Recently, I had to re-learn a lesson. About 8 months ago, we migrated most of our environment to SQL Server 2012. Initially, we ran into some real issues with our SQL Server 2012 deployment on a Windows 2008 R2 clustered server. With Microsoft’s help, we were able to address the issues and finish the migration. More recently, we had to stand up some new servers and encountered some similar problems that we encountered with our initial migration. Unfortunately, we did not recognize them to be the same problems initially and lost a day of productivity. Thus, I decided to blog about these issues, so others will have an easier time with their migrations. The issues we faced were as follows:
- Large amounts of memory – SQL Server 2012 has some known issues with large amounts of memory (we had 1TB). There are some hotfixes for specific memory problems that are available. Our issue was that we had a “non-yielding scheduler” which caused the SQL Server service to crash. After opening a ticket with Microsoft, the engineer had me enable the lock pages in memory (LPIM) option (http://technet.microsoft.com/en-us/library/ms190730.aspx). This option causes SQL Server to use different windows APIs to allocate the memory. This worked in our case. The engineer also mentioned this was not a problem with Windows 2012, and I would recommend deploying that operating system with SQL Server 2012.

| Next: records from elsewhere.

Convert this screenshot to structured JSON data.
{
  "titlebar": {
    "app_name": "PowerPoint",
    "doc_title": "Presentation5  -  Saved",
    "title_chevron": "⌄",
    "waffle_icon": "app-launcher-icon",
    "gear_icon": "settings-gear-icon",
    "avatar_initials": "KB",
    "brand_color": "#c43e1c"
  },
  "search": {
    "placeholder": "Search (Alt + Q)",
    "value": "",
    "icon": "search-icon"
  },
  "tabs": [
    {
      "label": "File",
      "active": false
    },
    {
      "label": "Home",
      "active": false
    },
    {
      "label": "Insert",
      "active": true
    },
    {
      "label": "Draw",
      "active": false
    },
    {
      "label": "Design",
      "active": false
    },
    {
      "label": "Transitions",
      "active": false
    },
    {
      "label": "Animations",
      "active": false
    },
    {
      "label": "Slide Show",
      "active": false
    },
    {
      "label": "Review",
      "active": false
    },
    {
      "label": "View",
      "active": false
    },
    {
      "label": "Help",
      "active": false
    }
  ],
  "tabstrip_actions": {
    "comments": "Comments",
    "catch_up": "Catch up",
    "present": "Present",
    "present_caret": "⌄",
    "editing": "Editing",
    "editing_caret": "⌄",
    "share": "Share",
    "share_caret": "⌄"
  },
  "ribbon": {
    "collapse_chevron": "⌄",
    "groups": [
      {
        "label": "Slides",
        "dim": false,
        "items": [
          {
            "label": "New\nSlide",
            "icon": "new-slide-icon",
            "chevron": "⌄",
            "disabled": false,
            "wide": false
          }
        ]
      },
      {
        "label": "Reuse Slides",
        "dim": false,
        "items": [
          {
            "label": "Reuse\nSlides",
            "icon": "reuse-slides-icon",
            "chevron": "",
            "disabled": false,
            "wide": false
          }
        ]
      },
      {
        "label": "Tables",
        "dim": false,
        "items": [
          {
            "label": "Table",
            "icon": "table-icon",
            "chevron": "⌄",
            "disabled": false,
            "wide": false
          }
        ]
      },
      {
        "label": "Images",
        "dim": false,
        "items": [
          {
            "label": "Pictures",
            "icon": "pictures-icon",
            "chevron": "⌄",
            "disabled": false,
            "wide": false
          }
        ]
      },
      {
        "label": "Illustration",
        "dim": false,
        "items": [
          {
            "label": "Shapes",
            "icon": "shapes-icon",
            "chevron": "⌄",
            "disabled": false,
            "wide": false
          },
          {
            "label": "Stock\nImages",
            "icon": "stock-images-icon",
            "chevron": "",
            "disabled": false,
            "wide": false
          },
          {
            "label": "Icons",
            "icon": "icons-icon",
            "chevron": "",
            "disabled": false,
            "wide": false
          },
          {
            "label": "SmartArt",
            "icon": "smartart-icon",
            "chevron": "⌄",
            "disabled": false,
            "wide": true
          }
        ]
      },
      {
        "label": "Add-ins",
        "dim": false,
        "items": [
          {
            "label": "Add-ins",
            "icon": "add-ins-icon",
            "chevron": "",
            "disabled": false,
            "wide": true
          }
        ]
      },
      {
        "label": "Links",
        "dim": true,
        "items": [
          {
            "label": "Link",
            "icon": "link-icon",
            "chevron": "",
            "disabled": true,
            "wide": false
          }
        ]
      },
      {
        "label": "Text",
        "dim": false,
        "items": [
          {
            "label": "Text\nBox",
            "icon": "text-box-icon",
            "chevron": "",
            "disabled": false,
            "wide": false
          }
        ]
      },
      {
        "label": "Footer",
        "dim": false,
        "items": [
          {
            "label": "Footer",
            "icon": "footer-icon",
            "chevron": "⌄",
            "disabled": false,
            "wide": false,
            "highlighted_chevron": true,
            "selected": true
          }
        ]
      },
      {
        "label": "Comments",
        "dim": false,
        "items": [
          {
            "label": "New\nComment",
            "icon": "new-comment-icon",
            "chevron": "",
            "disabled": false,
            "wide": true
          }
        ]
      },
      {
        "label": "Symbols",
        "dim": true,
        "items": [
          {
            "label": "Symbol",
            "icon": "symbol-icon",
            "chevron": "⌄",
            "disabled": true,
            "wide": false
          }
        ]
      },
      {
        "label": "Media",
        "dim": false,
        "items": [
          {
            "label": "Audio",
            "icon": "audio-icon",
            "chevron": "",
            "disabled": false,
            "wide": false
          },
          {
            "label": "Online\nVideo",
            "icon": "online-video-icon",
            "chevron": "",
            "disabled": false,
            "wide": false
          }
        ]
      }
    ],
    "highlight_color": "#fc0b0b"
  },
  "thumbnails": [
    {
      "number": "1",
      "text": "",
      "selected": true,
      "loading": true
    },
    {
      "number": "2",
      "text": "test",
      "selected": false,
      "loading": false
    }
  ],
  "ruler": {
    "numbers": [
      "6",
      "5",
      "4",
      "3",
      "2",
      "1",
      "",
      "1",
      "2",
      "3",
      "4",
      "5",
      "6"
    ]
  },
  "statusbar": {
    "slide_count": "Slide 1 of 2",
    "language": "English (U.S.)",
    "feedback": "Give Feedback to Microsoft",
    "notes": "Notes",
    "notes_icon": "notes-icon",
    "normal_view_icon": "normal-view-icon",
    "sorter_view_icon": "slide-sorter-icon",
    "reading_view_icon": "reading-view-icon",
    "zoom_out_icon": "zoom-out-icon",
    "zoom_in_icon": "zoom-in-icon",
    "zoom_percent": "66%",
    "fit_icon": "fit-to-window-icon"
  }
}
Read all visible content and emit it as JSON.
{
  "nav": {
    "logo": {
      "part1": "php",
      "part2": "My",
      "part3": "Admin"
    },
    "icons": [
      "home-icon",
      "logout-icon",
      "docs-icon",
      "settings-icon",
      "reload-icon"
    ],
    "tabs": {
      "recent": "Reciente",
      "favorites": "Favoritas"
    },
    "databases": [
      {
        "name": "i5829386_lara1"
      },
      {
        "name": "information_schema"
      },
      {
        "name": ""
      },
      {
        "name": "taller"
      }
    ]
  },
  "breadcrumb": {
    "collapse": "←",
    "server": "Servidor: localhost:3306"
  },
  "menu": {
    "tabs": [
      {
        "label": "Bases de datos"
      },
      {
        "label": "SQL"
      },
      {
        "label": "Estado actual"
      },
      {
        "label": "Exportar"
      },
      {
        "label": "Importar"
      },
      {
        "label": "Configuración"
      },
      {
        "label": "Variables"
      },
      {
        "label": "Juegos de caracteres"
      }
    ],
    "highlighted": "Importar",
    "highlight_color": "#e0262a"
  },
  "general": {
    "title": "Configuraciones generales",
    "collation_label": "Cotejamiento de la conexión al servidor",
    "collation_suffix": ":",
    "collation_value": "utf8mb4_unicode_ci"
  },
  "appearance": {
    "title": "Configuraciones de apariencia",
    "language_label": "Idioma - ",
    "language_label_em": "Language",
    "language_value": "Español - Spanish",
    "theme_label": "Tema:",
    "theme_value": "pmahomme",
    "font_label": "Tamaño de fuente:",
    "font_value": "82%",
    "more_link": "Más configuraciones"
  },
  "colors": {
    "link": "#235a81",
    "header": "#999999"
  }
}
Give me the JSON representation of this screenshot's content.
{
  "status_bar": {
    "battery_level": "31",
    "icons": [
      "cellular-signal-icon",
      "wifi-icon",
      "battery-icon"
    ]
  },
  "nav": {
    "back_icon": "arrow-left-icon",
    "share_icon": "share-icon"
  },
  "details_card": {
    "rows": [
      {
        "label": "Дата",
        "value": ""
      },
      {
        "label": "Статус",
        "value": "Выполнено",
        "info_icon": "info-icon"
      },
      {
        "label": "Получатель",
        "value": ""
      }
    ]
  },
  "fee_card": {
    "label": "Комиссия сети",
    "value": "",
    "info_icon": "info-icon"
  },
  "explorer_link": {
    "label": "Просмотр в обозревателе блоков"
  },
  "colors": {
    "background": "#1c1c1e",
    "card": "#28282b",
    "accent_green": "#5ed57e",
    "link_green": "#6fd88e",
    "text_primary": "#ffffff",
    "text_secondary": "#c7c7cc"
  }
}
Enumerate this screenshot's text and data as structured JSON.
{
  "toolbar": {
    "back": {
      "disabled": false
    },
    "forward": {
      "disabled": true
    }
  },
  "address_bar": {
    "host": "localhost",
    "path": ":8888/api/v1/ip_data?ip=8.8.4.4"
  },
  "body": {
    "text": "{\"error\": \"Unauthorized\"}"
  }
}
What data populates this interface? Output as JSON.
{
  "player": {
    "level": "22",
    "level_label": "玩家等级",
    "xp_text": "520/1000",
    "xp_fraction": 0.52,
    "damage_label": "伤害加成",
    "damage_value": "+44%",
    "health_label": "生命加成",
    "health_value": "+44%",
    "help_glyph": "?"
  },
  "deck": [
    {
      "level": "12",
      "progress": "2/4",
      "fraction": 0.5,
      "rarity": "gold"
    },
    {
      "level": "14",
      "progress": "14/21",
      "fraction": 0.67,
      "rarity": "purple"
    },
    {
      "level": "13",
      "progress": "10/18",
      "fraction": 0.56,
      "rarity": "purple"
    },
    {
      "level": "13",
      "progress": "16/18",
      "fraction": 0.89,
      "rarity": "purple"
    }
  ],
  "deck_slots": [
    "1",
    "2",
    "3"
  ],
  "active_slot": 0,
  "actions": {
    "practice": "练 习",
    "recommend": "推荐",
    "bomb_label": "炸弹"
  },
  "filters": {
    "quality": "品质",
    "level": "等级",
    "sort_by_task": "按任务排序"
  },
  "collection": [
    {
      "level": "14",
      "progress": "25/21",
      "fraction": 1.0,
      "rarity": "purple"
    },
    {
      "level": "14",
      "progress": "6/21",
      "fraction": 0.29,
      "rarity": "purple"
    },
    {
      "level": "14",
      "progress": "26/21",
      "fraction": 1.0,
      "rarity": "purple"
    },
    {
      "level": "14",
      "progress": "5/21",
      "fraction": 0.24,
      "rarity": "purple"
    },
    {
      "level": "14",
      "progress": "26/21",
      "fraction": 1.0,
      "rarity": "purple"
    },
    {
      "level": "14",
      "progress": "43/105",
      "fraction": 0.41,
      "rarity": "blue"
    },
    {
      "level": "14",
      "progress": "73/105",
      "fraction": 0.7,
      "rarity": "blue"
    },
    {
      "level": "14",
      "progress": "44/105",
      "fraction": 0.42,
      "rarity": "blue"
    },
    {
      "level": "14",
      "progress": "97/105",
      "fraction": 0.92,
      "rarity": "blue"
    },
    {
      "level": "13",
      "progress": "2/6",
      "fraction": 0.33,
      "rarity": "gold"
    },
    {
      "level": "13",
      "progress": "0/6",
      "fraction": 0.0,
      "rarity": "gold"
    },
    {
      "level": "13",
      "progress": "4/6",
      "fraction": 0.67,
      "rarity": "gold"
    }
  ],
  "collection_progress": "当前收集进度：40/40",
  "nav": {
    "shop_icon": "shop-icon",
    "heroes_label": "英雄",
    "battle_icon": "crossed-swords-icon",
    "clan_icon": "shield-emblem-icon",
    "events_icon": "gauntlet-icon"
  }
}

- SQL Server Resource Group “IsAlive” Check (http://technet.microsoft.com/en-us/library/ff878664.aspx) – SQL Server 2012 is different than SQL Server 2008 in the way it handles clusters. Prior to SQL Server 2012, the cluster host node checked @@SERVERNAME, as a way to see if the server “looks alive”. This was a very speedy check. In SQL Server 2012, they introduced a new procedure, sp_server_diagnostics (http://technet.microsoft.com/en-us/library/ff878233.aspx), which is used for the “looks alive” check. This is not as quick. So, when the server is doing something IO intensive, this check was not responding in a timely fashion, and the resource group was restarting on the same host. The fix/workaround was to use one of the new settings in SQL Server 2012 to manage the failover behavior. We adjusted the HealthCheckTimeout setting to allow more time for the “looks alive” check.
So, hopefully this may be helpful to others doing SQL Server 2012 migrations. Just remember to document each step and the issues involved, so you don’t have to re-learn lessons.